Part 3: Remnants and Travelers
The strangers are not monsters but, instead, three tattered kids, bearing ash marks and empty cups—left-behind runaways or scouts from another band. Mika halts, wary but not unkind. "What do you call yourselves?" Ren kneels low, closer now. "Did you see a tower of quartz?"
One of the boys looks Mika in the eye. "Quartz is further up. Don't go after it—they don’t let kids past the blue fog. If you go, you need a blinker."
Chikara scratches his chin. "We have reason, can we trade?" He barters salt and penny-flakes for simple stone tokens that leave cold dust on his palm. Mika pockets one, weighing hope and risk both.
Part 4: Fog Trials
Afternoon now. Every step rings like on old fresco glass. Some parts through the fog, eyes catch blue ghosts that flicker, scenes on repeat—birds trapped, a man digging. Do you trust memory when a day keeps changing?
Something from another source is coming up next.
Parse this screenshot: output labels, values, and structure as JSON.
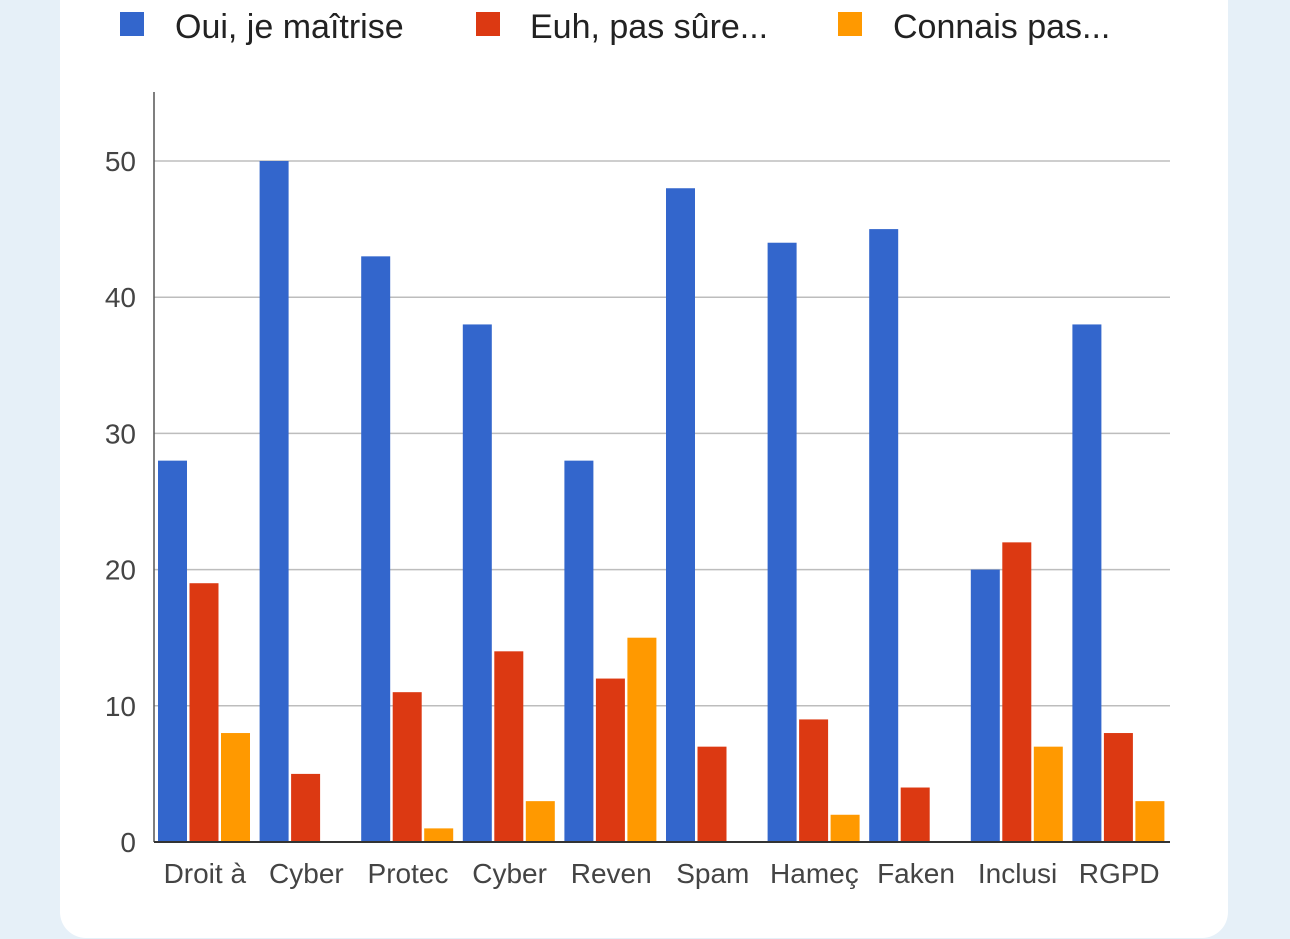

Ren, always stubborn, threads beads around her wrist. Says, "Some spells only take if you give something." She lays one bead down for luck and whispers a line of travel poetry only travelers remember.
Mika leads, drawing her sword but not for fight. The glass – cracking, humming. Then, a shape appears in the thick fog – something huge standing near the quartz, forty meters tall, wings folded green as seaweed beneath moon ice. Do you turn back now? Or does risk feel right close up?
Part 5: The Winged Keeper
A patch of wind – the giant turns, flame-tinted eyes settled deep as a dusk sky. Voice like wind in winter, just words shaped closer to roar: "Who seeks the lost hour?"
Chikara almost drops his pack, yelps, "We just want to cross!" Mika stands ground. "I seek one hour—mine, misplaced last spring. I don't need forever, only a lost memory to mend."[/img-3]
The giant lifts a clawed hand and sets its palm open, tracing old stories in lines only Mika can read. "You may trade," it says. "But nothing stays safe for a second look."
A hush falls while deals are brokered—one lock of Mika's hair for the hour she's after, and Ren steps back, teeth grit but proud. She doesn't make a trade today.
Part 6: Memory's Toll
The quartz glows. What comes out from the glass sap surprises all—a winding, living scene, Mika as young girl on this same land, waiting half day for a friend who did not make it. Kai, the keeper’s price proves steep. She lets the scene play, wound reopen, more detail than she could stand, tears hard to hide.
Ren puts her arm on Mika's shoulder. Chikara wipes sweat and tape from his brow, whispering "Worth it? Worth more than today?"
Part 7: Passage
Mika stands straighter. The land shifts—now, foot on the quartz path, a gate raised up, the Skyglass split along with old memory now aired out. Will travel be easier now? Or heavier, with weight of loss so clear? 
They cross. The winged keeper waits behind, humming new song only Mika hears at first. As the glass fog falls, the trio see there are more lands beyond, sharper steeps, a twist in each hour found or spent.
Cliffhanger: Far off, another keeper stirs, brighter-eyed. The ground ahead glitters with puzzled shadows, and the next path won't be in any old map that folds to a pocket.
Would you keep walking after trading a piece of your own story for progress? Is every step into the unknown worth a memory left behind?